Warren Harding unable to scale Garfield Heights
Culver, Johnson
double-doubles
are not enough
By BRIAN DZENIS
CLEVELAND
Warren Harding missed that something extra it needed to get to a regional final.
The Raiders were right there, trailing by just single digits after each quarter, but couldn’t summon that extra bit of scoring needed to best Garfield Heights on Wednesday at Cleveland State’s Wolstein Center.
The Bulldogs completed the tight-rope act with a 49-43 victory.
The Raiders out-rebounded the Bulldogs. Both teams shot 37.5 percent from the floor and while Harding’s marquee players didn’t have their best games, neither did Garfield Heights.
“One thing I’ll give my guys a ton of credit for is we didn’t shoot the ball well and we still guarded our butts off,” Harding coach Andy Vlajkovich said. “That’s a sign of a mature basketball team. When 16- to 17-year-olds don’t make shots, they typically stop guarding and our guys didn’t do that.
“They did everything they could to try and win the game,” Vlajkovich said.
Garfield Heights (20-4) boasts four Division I college basketball commits on its roster and another prospect who is uncommitted. There’s Frankie Hughes (Louisville), Willie Jackson (Missouri), Marreon Jackson (Toledo) and Braun Hartfield (Youngstown State). All but Hughes were held to single digits. Hughes scored 10 points.

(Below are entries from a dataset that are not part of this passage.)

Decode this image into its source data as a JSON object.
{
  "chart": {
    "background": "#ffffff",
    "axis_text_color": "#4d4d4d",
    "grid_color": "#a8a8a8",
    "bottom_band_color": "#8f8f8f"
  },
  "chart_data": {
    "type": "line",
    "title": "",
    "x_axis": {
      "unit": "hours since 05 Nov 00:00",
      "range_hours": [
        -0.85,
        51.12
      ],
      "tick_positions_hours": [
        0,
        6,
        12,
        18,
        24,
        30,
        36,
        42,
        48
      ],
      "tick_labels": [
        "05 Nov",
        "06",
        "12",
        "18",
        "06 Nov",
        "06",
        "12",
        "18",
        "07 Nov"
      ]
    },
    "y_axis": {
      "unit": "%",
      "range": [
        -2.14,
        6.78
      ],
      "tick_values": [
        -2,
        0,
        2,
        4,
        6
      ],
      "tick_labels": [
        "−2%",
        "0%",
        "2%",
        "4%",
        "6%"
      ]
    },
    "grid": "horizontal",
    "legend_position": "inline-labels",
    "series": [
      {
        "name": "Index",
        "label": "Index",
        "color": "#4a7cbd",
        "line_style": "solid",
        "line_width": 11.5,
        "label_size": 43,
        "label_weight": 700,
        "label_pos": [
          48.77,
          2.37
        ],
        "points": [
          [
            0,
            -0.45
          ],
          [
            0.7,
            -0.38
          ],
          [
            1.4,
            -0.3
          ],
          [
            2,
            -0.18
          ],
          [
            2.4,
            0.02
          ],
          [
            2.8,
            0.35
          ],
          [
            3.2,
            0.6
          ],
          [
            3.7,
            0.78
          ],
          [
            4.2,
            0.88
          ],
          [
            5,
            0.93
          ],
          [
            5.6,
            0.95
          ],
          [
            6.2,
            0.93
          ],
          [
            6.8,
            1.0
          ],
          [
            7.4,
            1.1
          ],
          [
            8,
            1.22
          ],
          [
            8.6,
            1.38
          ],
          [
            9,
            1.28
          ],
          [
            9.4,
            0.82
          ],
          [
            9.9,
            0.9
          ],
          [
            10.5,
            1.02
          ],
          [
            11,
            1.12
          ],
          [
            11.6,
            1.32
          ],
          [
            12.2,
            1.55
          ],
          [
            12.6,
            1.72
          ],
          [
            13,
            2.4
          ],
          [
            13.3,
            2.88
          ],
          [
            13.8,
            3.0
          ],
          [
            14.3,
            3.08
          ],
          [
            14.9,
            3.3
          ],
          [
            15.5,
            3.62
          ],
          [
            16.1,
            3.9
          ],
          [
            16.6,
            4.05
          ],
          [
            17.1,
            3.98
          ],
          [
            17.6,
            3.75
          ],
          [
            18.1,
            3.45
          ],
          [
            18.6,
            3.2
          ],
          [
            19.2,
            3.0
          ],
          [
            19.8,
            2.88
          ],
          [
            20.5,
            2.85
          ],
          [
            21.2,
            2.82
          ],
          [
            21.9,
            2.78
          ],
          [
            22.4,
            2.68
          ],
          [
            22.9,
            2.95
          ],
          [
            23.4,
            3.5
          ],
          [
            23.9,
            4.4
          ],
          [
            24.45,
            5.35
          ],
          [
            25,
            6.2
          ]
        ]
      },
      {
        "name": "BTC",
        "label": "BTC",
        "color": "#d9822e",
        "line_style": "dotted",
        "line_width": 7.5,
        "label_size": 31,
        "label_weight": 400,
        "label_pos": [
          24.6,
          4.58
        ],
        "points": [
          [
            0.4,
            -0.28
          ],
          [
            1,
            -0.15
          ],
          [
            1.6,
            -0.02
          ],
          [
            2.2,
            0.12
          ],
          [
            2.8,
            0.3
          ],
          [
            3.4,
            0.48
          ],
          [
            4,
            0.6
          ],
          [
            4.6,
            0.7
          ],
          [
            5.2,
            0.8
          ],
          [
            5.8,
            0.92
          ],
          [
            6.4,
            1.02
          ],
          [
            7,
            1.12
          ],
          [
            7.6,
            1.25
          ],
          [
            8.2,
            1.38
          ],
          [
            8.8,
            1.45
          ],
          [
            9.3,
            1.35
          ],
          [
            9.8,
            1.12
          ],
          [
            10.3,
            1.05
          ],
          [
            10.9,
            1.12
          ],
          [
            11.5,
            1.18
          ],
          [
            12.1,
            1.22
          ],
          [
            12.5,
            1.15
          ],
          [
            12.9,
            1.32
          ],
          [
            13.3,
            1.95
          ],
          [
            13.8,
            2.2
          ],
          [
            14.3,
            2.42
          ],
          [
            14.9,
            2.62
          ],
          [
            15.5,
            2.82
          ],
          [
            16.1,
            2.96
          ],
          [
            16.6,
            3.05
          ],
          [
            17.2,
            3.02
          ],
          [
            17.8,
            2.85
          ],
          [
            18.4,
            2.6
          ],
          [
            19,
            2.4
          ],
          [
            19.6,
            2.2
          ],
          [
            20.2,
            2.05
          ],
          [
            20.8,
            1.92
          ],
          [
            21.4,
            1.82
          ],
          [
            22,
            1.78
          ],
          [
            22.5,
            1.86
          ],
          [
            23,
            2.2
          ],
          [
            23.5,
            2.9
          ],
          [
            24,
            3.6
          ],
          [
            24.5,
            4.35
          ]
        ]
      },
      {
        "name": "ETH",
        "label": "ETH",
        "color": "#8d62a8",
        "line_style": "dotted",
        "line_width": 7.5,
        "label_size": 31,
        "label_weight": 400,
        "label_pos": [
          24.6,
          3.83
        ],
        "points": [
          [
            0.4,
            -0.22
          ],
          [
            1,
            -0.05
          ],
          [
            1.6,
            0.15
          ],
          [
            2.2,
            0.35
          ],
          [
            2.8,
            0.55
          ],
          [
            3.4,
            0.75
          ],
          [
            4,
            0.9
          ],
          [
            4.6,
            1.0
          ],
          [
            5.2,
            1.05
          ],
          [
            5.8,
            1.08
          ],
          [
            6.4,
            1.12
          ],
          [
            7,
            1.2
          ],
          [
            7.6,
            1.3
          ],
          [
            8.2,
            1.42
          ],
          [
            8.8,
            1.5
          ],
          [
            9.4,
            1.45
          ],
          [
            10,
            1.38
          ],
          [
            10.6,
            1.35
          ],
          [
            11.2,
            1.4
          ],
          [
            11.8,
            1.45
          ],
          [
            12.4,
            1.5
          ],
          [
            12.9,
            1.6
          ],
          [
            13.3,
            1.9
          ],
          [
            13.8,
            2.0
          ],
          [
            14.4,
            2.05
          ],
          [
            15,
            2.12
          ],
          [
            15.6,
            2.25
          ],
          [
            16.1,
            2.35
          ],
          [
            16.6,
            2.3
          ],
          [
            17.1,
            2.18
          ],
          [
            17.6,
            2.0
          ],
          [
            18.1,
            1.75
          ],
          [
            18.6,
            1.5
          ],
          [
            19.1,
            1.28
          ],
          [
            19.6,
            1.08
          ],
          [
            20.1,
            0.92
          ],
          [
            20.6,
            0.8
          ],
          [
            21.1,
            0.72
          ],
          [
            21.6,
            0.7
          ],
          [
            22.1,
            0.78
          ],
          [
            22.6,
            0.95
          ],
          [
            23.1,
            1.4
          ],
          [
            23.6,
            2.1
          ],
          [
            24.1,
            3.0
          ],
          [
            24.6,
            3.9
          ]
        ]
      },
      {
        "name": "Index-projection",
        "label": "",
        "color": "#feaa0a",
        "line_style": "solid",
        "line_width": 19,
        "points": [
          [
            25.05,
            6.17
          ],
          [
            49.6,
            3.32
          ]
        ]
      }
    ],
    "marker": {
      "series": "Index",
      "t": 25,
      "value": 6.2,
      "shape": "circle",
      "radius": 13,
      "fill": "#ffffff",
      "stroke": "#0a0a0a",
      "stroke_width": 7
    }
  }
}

It was the uncommitted, yet highly-respected junior shooting guard Shawn Christian who was the x-factor. He was 5-for-7 from beyond the arc in a 23-point performance for the Bulldogs.
Harding’s prominent prospect, junior Derek Culver, acquitted himself well while matched up with Jackson. He finished with 16 points and 12 rebounds and was the go-to guy on offense for the Raiders.
“I didn’t know I was going to get the ball as much as I did, and honestly, it’s the last thing I could have cared about,” Culver said. “I cared about getting this win as a collective group and we fell short tonight, but I’m proud of us.”
Shakem Johnson also had a double-double with 13 points and 12 rebounds. Garfield Heights can live with Culver’s numbers, because the Bulldogs met their defensive goal of stopping point guard Gabe Simpson. He was 2-for-12 from the floor and finished with five points.
“To us, [Simpson] is their best player. I think they ran a lot of stuff for him,” Garfield Heights coach Sonny Johnson said. “He changes pace well, he scores, he gets the big guys easy layups and a big part of what we wanted to do was contain him.”
Harding (23-4) trailed just 41-39 after three quarters, but didn’t score in the fourth until Lynn Bowden got a layup with 3:43 left. Johnson got Harding within two points of tying the game with a minute to play, but the Raiders did not score again.
Both teams were content to play slow to close out the game. Garfield Heights wanted to burn clock and Harding wanted the game to stay close.
“I feel better with three minutes down four than I do with three minutes down eight and you have to over-extend it,” Vlajkovich said. “We tried to keep it [slow] because we felt we were within striking distance.”
Garfield had two more perfect trips to the line in the final minute to seal the win.